The current U.S. economic expansion is already one of the longest since World War II, but because most investors have been relatively conservative in their investment choices, few reasons exist for concern about a sharp downturn in the near term, panelists said at the 2017 ULI Spring Meeting, discussing the latest ULI Real Estate Consensus Forecast. They also agreed that certain policy changes like corporate repatriation of profits or tax cuts would increase the possibility of further growth.
Matt Anderson, a managing director with Trepp, said he has become more bearish about the economy in recent weeks because of the failure of policy initiatives like health care reform to move forward, which has called into question his confidence regarding higher economic output.
Avalon Bay’s forecast is mostly bullish, said Craig Thomas, a vice president for market research at the firm, but he expressed concern about the ability to find workers. “If we were going to reaccelerate job growth, where would the people come from?” he asked. “The job market has never been this tight.
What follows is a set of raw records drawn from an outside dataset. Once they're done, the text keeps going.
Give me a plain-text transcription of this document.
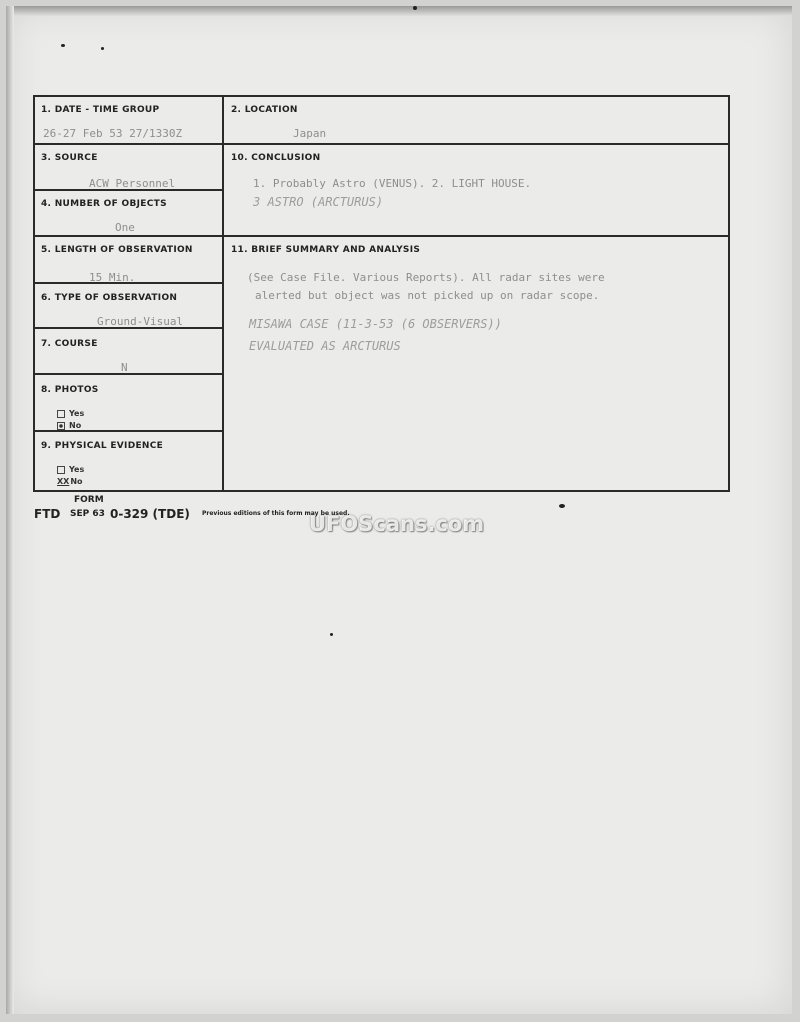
1. DATE - TIME GROUP
26-27 Feb 53 27/1330Z
2. LOCATION
Japan
3. SOURCE
ACW Personnel
10. CONCLUSION
1. Probably Astro (VENUS). 2. LIGHT HOUSE.
3 ASTRO (ARCTURUS)
4. NUMBER OF OBJECTS
One
5. LENGTH OF OBSERVATION
15 Min.
11. BRIEF SUMMARY AND ANALYSIS
(See Case File. Various Reports). All radar sites were
alerted but object was not picked up on radar scope.
MISAWA CASE (11-3-53 (6 OBSERVERS))
EVALUATED AS ARCTURUS
6. TYPE OF OBSERVATION
Ground-Visual
7. COURSE
N
8. PHOTOS
Yes
No
9. PHYSICAL EVIDENCE
Yes
XXNo
FORM
FTD SEP 63 0-329 (TDE) Previous editions of this form may be used.
UFOScans.com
Job openings are at record highs.” Thomas noted that the labor participation numbers have improved lately, but that the U.S. economy is close to full employment.
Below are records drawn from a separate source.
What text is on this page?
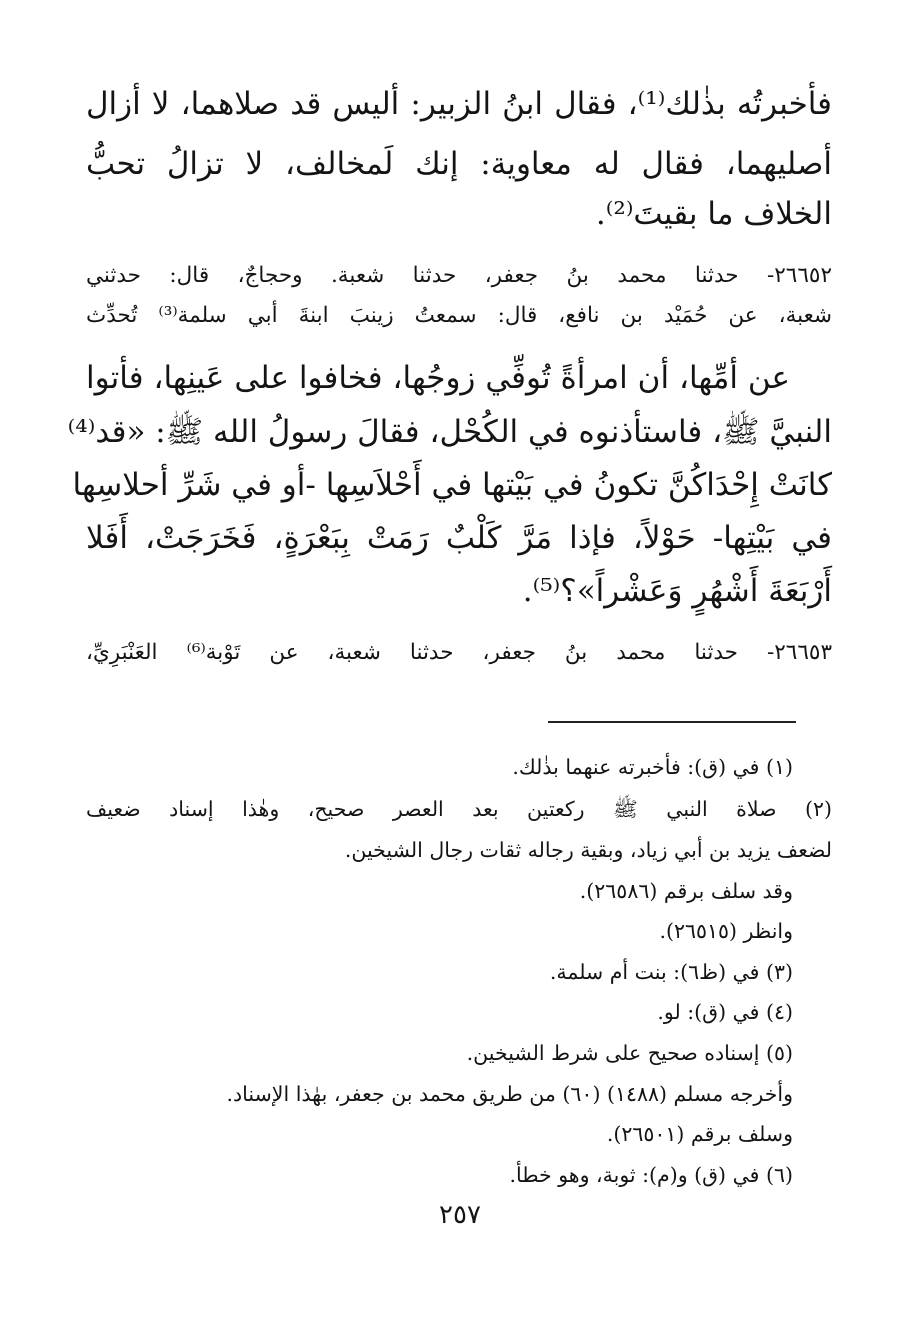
فأخبرتُه بذٰلك⁽¹⁾، فقال ابنُ الزبير: أليس قد صلاهما، لا أزال
أصليهما، فقال له معاوية: إنك لَمخالف، لا تزالُ تحبُّ
الخلاف ما بقيتَ⁽²⁾.
٢٦٦٥٢- حدثنا محمد بنُ جعفر، حدثنا شعبة. وحجاجٌ، قال: حدثني
شعبة، عن حُمَيْد بن نافع، قال: سمعتُ زينبَ ابنةَ أبي سلمة⁽³⁾ تُحدِّث
عن أمِّها، أن امرأةً تُوفِّي زوجُها، فخافوا على عَينِها، فأتوا
النبيَّ ﷺ، فاستأذنوه في الكُحْل، فقالَ رسولُ الله ﷺ: «قد⁽⁴⁾
كانَتْ إِحْدَاكُنَّ تكونُ في بَيْتها في أَحْلاَسِها -أو في شَرِّ أحلاسِها
في بَيْتِها- حَوْلاً، فإذا مَرَّ كَلْبٌ رَمَتْ بِبَعْرَةٍ، فَخَرَجَتْ، أَفَلا
أَرْبَعَةَ أَشْهُرٍ وَعَشْراً»؟⁽⁵⁾.
٢٦٦٥٣- حدثنا محمد بنُ جعفر، حدثنا شعبة، عن تَوْبة⁽⁶⁾ العَنْبَرِيِّ،
(١) في (ق): فأخبرته عنهما بذٰلك.
(٢) صلاة النبي ﷺ ركعتين بعد العصر صحيح، وهٰذا إسناد ضعيف
لضعف يزيد بن أبي زياد، وبقية رجاله ثقات رجال الشيخين.
وقد سلف برقم (٢٦٥٨٦).
وانظر (٢٦٥١٥).
(٣) في (ظ٦): بنت أم سلمة.
(٤) في (ق): لو.
(٥) إسناده صحيح على شرط الشيخين.
وأخرجه مسلم (١٤٨٨) (٦٠) من طريق محمد بن جعفر، بهٰذا الإسناد.
وسلف برقم (٢٦٥٠١).
(٦) في (ق) و(م): ثوبة، وهو خطأ.
٢٥٧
Though unemployment is broadly low, it is even lower for college-educated employees in the good job markets, said Josh Scoville, a senior managing director with Hines. The high cost of living in places like San Francisco is beginning to drive migration to other markets, he noted. “Lower-cost places like Austin, or even Seattle or Portland, are winning at the expense of those high-cost places.”
Scoville said he believes bipartisan support exists for some corporate repatriation and that whenever tax cuts or repatriation of profits are approved, the result will be improved growth.
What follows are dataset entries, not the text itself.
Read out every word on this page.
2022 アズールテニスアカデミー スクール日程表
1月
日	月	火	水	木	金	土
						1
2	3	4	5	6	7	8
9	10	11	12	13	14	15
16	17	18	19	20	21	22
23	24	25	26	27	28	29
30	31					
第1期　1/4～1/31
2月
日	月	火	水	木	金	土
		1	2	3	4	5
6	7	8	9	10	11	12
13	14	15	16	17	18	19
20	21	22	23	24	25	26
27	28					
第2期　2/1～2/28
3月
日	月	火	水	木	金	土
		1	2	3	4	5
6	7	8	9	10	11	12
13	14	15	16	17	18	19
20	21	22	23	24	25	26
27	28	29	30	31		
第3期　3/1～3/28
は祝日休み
Because the current expansionary cycle has been more of a slow burn than a boom, Thomas said, the economy has not experienced the kind of inflationary risk, speculation, or imbalances in inventory and debt that typify a cycle that is nearing its end. “Everything is sort of conservative right now, and to some degree the policy uncertainty keeps people from taking aggressive risks that eventually lead to overinvestment and then disinvestment,“ he said.
Panelists agreed that transaction levels have been low so far this year. Buyers and sellers are in a standoff, Scoville said. “Ultimately I think buyers will wind up winning that. There’s a lot of fund lives coming to a close,” he said. “There’s a lot of debt that has to be rolled over, particularly the CMBS [commercial mortgage–backed securities] market, and it’s 2006–2007 debt. That’s going to shake the tree on deal volume as well.”
Thomas said that though some markets may be overbuilt in multifamily housing, other sectors need new supply. “There’s no overabundance of well-planned, mixed-use, walkable, and transit-oriented communities that we all work on,” he said. “There is a plethora of disorganized, poorly planned communities that don’t allow people to thrive and don’t allow folks to reach their potential.”
Companies like Blackstone Group have billions of dollars to invest, Scoville said, and the amount of “dry powder” is at an all-time high, but it was also high in 2009 when prices were much lower.
A gap exists between high-productivity and low-productivity firms, said moderator Melissa Reagan, head of real estate and agriculture research with Metlife, and it is possible some of the low-productivity firms will cease to exist. This could unlock some gains for the higher producers, she said.
In response to a question from the audience, Reagan said she thinks the Phoenix market is interesting. “Particularly downtown, I think there’s interesting new development happening there, where no one cared about Phoenix five years ago, and ten years ago it was in the middle of a housing boom and then bust.” Places like Pittsburgh or Salt Lake City are also interesting, she said, because they have the potential to become more affordable U.S. technology hubs.